1. 18
  1. 5

    Nice post! I’m kind of curious if pandas.read_csv(...) is faster when you specify the column types via dtype={...}. I guess I’d expect it to be but not sure how much. Didn’t know about PyArrow either.

    1. 2

      I’m a huge fan of your work, Itamar! Thanks for yet again providing useful bits of information! As an aside: is this some sort of oversight or implicit bias that Itamar is able to practically always post his work, but someone like Adam Johnson^1 gets a comment saying that it is not okay?

      1. 2

        I am literally going to use this at work right now, specifically the pyarrow bit!

        1. 1

          We’ve switched to using feathers instead of parquets at work, and they’re snappy as hell. I highly recommend them!

          1. 2

            I tried Feather, and for this example it was slower. But presumably it depends a lot on data structure…

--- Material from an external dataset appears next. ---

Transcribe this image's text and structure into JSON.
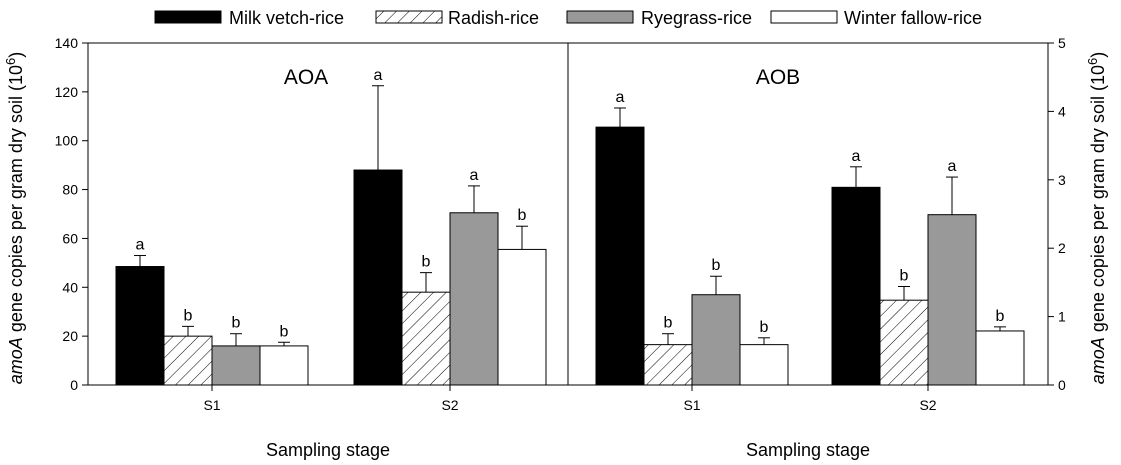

            https://arrow.apache.org/faq/ has some notes on choosing a format that was informative.

            1. 3

              Having worked on both implementation, parquet can be “slower” if it needs to decompresses a lot and disk pages are not cached. Feather feels snappier if disk cache is hot since there’s no decoding, just a giant mmap.

              1. 1

                I found some more recent performance comparisons between parquet, feather, and other formats, and apparently LZ4-compressed feathers are somehow even faster?! I’m curious if anyone around here has any idea why this might be true.

                1. 2

                  In general you should benchmark with your own particular data. Given varying compressability for different data, disk I/O bandwidth, different access to parallelism, different read patterns, etc. etc. it’s hard to generalize (given reasonably designed file formats). CSV is not reasonably designed, so it’s easier to just reject it in first pass.